Postgresql – Postgres Upsert Performance Considerations (millions of rows/hour)

performancepostgresqlupsert

I have tried doing some research for quite a while on the performance implications of the built-in upsert (INSERT … ON CONFLICT UPDATE…) when a lot of upserts are made. The scale is something like 1 million records/hour, that is split up in groups of around 300 records each.

The table is fairly simple, just a few int/bool fields and a date field. The total size of the table is somewhere between 50-60 million records. Essentially, all the rows are supposed to stay up-to-date within a certain cycle (that is currently about 2 days). Sometimes a lot of information changes, sometimes very little/no information changes (e.g. 300 records get upserted but they are identical to the existing records).

So far, one hypothesis is that this project seems to be suffering from the large amount of writes that happen constantly since even if the upsert results in no inserts/updates, the "failed" inserts from the upsert will still get written somewhere (according to our knowledge). Therefore, the idea is to utilize old-fashioned upserts (writeable CTEs) and do more granular operations that can make sure to only insert data that doesn't already exist, and only update data that has actually changed.
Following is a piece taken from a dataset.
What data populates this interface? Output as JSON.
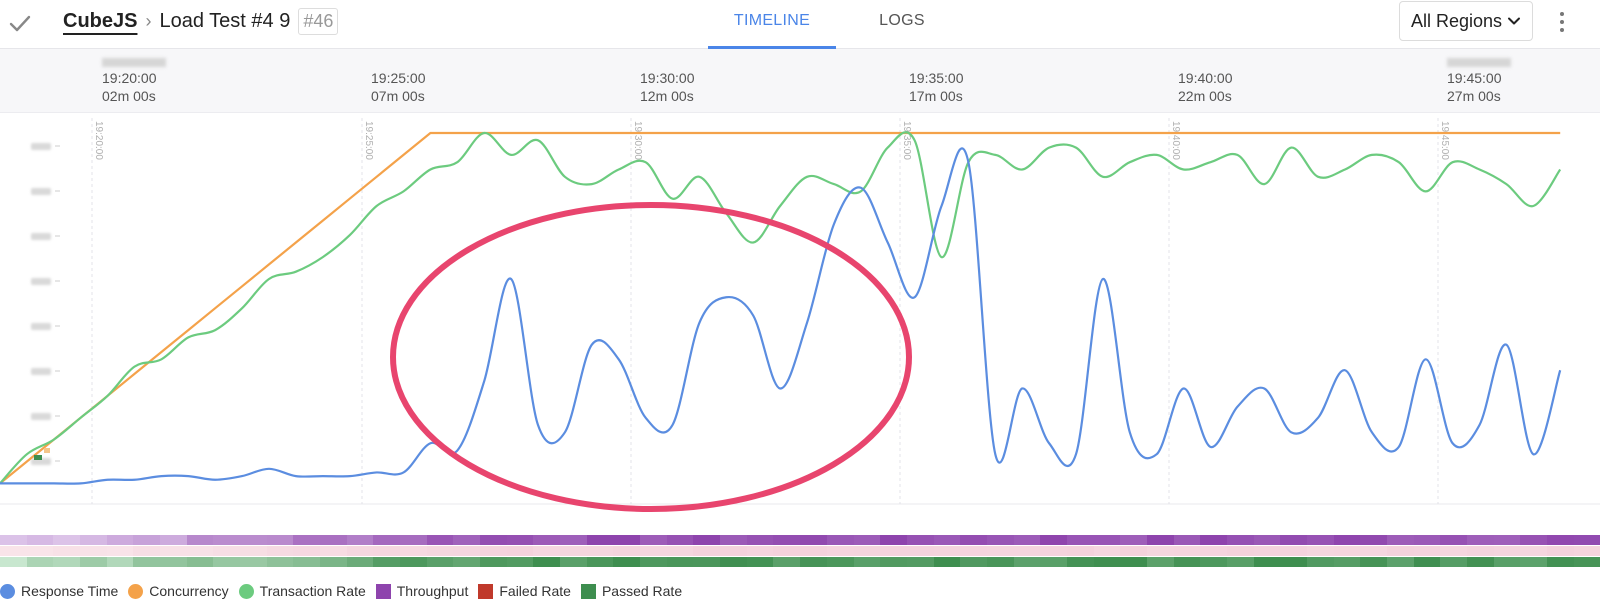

Naturally, however, this will put more read-load on the DB and increase query complexity.

The question is, are we right in our assumptions that the built-in upsert is useless from a performance perspective (e.g. it's only good for much smaller tasks) or are we wrong? I read a bit about HOT updates and autovacuum tuning, but nothing that references something more similar to this question.

Worth mentioning is that this DB (PostgreSQL 10.9) is running on Heroku so we are not able to tune it to our needs. We are planning to move at some point, depending on how important it ends up being. Finally, it is also worth mentioning that this DB also has one follower (i.e. read replica).

Would really appreciate some good insight on this! Thanks beforehand.

Best Answer

INSERT ... ON CONFLICT is the fastest way to upsert data. If it is fast enough for you can only be seen from a performance test.

It matters a lot if you use ON CONFLICT DO NOTHING or if you use an UPDATE clause:

With DO NOTHING, there won't be any dead tuples that have to be cleaned up. If you perform an UPDATE, there will be a dead tuple, and cleaning up these dead tuples may turn out to be the bottleneck in your processing.

Use a fillfactor of 70 or so and make sure that none of the updated columns are indexed. Then you can get HOT updates which may save your day.